A leader of students who protested on Wednesday against the workings of the Joint Admission and Matriculation Board (JAMB), which randomly allocates university applicants to separate institutions, has alleged that the program’s registrar, Professor Dibu Ojerinde, has an agreement with private universities to selectively divert candidates to them against the will of the applicants themselves.
A leader of students who protested on Wednesday against the workings of the Joint Admission and Matriculation Board (JAMB), which randomly allocates candidates to separate institutions, has alleged that the program’s registrar, Professor Dibu Ojerinde, has an agreement with private universities to selectively divert candidates to them against the will of the applicants themselves.
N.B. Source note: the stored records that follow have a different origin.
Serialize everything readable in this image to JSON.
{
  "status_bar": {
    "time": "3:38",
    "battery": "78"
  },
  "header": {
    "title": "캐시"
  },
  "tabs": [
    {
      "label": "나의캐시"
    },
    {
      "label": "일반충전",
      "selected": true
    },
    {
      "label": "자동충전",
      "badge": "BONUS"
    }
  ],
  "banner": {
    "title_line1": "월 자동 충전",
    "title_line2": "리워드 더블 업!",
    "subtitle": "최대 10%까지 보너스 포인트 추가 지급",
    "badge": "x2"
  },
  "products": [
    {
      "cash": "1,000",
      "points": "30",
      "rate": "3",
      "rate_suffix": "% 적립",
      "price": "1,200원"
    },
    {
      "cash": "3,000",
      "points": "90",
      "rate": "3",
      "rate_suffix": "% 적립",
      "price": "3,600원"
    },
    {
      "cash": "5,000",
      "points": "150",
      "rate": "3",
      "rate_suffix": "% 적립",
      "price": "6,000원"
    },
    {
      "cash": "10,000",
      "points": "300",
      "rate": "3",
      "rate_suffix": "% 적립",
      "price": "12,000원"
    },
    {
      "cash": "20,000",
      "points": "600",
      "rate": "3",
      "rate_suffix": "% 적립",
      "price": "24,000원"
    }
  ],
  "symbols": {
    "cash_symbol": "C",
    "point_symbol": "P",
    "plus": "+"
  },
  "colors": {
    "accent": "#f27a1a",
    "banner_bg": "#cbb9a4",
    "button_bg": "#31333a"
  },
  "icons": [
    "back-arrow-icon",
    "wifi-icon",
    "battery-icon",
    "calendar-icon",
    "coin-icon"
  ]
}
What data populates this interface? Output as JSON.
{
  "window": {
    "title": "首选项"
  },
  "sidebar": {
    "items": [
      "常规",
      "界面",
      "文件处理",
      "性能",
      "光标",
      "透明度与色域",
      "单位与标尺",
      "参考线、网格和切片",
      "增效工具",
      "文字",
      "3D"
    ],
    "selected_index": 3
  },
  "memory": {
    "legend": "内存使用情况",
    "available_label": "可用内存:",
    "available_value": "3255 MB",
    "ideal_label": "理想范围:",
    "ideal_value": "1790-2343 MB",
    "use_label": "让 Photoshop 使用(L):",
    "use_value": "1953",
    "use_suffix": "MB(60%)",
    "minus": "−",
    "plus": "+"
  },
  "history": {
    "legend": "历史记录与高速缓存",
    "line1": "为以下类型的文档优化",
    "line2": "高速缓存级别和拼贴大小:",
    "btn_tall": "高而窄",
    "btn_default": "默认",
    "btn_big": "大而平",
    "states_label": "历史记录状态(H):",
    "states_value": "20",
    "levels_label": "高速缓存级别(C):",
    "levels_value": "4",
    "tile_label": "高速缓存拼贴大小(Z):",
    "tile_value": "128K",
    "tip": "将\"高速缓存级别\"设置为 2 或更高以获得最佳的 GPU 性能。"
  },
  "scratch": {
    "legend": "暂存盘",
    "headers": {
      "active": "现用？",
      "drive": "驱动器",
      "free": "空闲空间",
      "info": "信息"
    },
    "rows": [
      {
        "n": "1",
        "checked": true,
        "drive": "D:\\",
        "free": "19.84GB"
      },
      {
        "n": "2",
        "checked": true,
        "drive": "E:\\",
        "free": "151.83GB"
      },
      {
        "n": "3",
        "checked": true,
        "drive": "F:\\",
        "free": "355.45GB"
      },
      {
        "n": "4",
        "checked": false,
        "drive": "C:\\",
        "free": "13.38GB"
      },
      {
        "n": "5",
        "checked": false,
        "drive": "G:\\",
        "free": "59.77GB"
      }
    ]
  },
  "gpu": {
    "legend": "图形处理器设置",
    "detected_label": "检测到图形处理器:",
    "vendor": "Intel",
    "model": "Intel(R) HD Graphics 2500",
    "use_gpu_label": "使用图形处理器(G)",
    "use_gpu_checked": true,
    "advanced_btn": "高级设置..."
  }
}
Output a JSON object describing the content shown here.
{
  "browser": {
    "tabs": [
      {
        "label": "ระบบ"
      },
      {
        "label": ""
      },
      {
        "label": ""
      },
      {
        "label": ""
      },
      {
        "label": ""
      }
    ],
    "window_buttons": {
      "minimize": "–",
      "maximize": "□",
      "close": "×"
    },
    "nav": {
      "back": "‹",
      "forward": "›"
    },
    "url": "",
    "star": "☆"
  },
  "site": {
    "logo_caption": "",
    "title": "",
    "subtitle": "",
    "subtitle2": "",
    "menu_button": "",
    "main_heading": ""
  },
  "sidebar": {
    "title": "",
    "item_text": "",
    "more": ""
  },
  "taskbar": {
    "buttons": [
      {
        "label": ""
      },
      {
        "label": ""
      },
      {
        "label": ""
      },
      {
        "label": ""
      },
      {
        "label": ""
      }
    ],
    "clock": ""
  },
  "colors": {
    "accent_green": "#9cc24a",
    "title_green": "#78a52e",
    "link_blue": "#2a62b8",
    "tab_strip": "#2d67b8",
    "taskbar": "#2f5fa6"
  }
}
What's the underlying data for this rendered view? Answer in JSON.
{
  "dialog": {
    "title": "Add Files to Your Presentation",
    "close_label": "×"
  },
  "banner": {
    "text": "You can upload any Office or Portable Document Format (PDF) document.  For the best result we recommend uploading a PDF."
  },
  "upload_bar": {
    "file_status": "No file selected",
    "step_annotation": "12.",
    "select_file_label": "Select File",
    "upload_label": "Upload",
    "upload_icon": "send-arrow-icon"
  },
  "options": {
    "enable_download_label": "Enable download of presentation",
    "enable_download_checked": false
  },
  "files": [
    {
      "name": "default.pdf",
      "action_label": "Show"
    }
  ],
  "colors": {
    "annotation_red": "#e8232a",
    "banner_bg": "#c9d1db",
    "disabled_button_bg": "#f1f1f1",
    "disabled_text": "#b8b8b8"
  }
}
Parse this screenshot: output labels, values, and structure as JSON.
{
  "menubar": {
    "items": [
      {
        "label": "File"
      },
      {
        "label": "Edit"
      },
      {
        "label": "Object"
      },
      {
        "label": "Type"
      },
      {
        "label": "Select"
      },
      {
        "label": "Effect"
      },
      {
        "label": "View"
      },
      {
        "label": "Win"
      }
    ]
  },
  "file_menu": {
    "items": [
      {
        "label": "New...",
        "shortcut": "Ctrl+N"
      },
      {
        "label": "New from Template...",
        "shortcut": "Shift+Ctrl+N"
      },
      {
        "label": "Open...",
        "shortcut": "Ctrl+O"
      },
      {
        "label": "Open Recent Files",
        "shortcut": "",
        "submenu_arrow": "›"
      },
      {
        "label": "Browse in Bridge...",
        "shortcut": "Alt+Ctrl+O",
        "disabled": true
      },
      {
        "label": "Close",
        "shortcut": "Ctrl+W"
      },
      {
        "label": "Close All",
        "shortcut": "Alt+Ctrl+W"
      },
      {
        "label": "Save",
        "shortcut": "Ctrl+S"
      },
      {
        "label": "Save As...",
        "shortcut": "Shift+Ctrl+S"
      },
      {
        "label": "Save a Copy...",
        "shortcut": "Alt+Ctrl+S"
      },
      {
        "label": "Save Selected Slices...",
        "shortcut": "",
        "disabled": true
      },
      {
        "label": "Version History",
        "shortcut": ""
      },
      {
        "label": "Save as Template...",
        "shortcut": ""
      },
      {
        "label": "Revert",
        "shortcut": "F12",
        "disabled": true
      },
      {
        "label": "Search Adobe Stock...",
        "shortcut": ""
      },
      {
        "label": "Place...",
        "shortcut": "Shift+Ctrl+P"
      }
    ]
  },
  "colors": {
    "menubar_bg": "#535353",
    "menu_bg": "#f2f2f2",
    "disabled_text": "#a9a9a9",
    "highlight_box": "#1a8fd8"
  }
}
The bold allegation came from Dotun Sodunke, the President of the Association of Tutorial Center Operators (ATCO).
Speaking to journalists at the protest, which took place on the campus of University of Lagos (UNILAG), Mr. Sodunke emphasized that private universities paid Professor Ojerinde to help them divert candidates from the last JAMB tests for them to have student populations in their less patronized institutions.
He called on the federal government to investigate the board and its registrar. "A series of frauds have been going on in JAMB, and this is the right time to end it because I trust President Muhammadu Buhari to do justice to this," he declared.
The tutor alleged that the board has deceived and defrauded candidates of the JAMB examination for several years.
The selling of "Change of Institutions and Courses" forms is a particularly questionable practice, Mr. Sodunke said. "Since JAMB knew it would still randomly allocate the candidates to institutions by its own discretion, why did it in the first place sell forms for them to change their choices, [only] to later allocate them at will to non-chosen institutions?" he posed.
A horde of post-JAMB candidates and some parents also came to the UNILAG campus, protesting decisions of the board to change their institutions, which they said they did not choose.
"Why send my daughter to Maiduguri where Shekau will probably be the Vice Chancellor, when she actually chose UNILAG?" one parent complained.